# Tricking plant idear will it work ???



## Kindbud (Apr 9, 2006)

I got a kinda stupid idear and was wondering if it would                            work??? Alright you know how when your grown a plant indoors 
you trick the plant and make them think that the days are getting 
shorter right or is that completly wrong?? so if you were growning 
outside could not you after they get big enough and put a bucket 
or some and make it dark so they think its dark Its just an idear!!!
I might try it think it would work ??? thanks for your advise


----------



## Stoney Bud (Apr 9, 2006)

Hey Kindbud, good in theory, difficult to accomplish in fact.

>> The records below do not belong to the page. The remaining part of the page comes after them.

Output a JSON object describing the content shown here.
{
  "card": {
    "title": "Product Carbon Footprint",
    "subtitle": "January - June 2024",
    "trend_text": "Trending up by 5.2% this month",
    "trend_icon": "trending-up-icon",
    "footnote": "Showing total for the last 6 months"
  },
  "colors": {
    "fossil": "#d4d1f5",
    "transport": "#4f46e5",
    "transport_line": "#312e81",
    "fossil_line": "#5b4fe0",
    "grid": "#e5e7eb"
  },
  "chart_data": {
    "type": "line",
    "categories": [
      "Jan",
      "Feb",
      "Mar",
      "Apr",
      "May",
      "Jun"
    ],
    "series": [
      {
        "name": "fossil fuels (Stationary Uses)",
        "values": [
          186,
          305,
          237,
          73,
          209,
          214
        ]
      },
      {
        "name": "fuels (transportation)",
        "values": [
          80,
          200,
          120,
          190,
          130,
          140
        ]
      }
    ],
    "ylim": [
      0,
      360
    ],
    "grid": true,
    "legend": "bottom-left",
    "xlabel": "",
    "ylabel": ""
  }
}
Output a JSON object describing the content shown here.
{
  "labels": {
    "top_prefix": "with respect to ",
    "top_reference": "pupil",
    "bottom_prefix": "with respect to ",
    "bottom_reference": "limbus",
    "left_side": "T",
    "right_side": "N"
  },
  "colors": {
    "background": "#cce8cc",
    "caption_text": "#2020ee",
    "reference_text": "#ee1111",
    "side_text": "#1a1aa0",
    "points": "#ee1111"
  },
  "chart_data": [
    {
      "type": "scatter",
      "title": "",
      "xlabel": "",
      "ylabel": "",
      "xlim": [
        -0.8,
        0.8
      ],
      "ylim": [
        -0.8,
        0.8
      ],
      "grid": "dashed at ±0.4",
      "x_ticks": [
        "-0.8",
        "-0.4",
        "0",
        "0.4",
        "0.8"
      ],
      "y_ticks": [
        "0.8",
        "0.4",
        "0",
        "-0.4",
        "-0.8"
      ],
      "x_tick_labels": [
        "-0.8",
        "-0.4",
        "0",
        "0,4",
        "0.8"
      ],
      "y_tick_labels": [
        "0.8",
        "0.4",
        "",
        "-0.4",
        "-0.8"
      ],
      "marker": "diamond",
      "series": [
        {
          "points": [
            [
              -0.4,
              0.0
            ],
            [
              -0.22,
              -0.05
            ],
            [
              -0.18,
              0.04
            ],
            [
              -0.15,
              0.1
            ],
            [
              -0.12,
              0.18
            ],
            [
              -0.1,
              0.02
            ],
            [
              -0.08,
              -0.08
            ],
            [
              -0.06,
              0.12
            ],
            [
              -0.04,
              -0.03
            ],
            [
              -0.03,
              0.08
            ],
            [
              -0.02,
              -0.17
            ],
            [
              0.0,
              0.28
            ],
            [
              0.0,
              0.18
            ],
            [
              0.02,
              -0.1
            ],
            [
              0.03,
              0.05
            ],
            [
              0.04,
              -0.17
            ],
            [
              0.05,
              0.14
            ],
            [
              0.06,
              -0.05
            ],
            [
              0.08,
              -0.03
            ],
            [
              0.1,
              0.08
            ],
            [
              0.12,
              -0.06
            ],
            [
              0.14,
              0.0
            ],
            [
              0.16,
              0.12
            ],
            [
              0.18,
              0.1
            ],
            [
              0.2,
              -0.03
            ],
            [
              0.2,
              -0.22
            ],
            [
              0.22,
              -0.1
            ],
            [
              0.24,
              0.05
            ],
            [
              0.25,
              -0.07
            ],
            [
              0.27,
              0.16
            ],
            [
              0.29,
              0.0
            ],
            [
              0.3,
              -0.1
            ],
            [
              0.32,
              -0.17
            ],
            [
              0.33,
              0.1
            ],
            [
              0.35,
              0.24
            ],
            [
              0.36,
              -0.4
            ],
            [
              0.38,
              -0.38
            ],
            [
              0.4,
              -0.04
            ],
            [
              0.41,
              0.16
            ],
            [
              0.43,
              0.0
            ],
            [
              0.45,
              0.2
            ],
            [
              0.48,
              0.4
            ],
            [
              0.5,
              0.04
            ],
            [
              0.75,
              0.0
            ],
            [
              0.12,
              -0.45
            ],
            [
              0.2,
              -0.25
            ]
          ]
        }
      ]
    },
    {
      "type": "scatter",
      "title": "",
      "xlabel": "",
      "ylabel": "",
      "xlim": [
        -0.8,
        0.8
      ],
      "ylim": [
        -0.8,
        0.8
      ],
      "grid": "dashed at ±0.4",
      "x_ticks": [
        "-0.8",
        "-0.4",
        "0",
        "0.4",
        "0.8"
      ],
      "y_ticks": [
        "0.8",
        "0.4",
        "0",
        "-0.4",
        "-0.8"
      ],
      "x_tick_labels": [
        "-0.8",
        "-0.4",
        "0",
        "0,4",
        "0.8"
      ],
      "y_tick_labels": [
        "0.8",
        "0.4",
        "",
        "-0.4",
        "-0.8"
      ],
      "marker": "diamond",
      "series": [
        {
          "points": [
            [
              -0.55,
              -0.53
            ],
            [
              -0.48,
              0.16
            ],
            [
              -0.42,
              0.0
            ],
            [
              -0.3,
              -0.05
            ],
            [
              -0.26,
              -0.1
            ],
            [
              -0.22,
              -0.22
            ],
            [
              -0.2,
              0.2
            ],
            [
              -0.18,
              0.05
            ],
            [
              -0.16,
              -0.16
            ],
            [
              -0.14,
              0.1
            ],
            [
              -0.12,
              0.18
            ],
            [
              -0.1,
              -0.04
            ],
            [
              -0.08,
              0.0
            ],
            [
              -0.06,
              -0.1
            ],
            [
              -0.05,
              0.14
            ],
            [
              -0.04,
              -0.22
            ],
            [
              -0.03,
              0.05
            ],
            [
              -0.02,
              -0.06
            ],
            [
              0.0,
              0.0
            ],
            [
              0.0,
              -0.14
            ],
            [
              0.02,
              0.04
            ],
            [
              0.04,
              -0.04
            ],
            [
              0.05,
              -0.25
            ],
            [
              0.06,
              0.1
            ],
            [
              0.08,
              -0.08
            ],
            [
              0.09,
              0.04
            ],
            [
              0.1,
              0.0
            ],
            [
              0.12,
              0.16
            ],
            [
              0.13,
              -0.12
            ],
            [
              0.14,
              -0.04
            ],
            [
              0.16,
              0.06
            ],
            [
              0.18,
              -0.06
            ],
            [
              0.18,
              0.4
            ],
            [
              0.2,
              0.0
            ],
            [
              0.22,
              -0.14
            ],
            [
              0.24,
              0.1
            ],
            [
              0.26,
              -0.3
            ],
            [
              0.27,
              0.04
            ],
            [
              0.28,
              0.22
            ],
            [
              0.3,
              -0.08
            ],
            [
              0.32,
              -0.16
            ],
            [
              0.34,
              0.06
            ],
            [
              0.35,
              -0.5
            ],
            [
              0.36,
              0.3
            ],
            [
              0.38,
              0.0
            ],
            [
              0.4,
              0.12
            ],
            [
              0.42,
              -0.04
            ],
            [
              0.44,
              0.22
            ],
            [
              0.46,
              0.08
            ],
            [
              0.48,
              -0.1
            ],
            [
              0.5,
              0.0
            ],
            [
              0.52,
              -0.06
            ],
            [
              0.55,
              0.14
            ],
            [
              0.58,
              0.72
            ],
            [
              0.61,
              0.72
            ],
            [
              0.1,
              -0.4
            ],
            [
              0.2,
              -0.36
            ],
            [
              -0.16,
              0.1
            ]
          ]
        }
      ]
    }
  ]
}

The plant would be roughly 2 feet by 2 feet by 3 feet or 4 tall.

To effectively cover a plant of that size and uncover it again each day would be a chore you might not want to have each and every day. Can't miss one, or be late or early. That's a lot of work outside of a lab.

Good luck to you. Let us know if you try it.


----------



## Kindbud (Apr 9, 2006)

Yeah I have been thinkin about it to 
all i would need is to find a bucket which 
would be kinda hard!! but im still thinking 
about it lett you know if i deside to do it


----------



## BkPhate (Apr 9, 2006)

garbage can, if you worried about an eyesore throw a camo tarp over it.


----------



## halftoke (Apr 9, 2006)

If you willing to put the labor into it, try a frame off 1x1's covered with black plastic (7 mil or better). Gotta leave a gap at the bottom for ventilation. I've never tried it myself, but the idea sounds good.


----------



## mulletmadness66 (Apr 10, 2006)

I did some reading on the matter and I found that it may be possible to do it. Like they were saying, it is laborus because you would have to put it in early everday at the same time. A theory of mine is, if your plant is in a pot, bring it into a dark place a little early each day and bring it out when it's dark outside that way don't have to get up in the morning to bring it out. I read it may take 2 weeks to see any results. Good luck if you decide to try it.


----------



## Mutt (Apr 10, 2006)

Just want to throw this in. Lets say its a guerrilla grow (stealth grow). would it not be wierd to see a huge black tarp or a bucket over another 5 gallon bucket out in the middle of no where?? I mean I would want to check it out. Also being seen at that site every day for 2 months sooner or later might stumble into somebody you don't want to. LEO would leave that alone and wait for someone to come and check up on the grow.


----------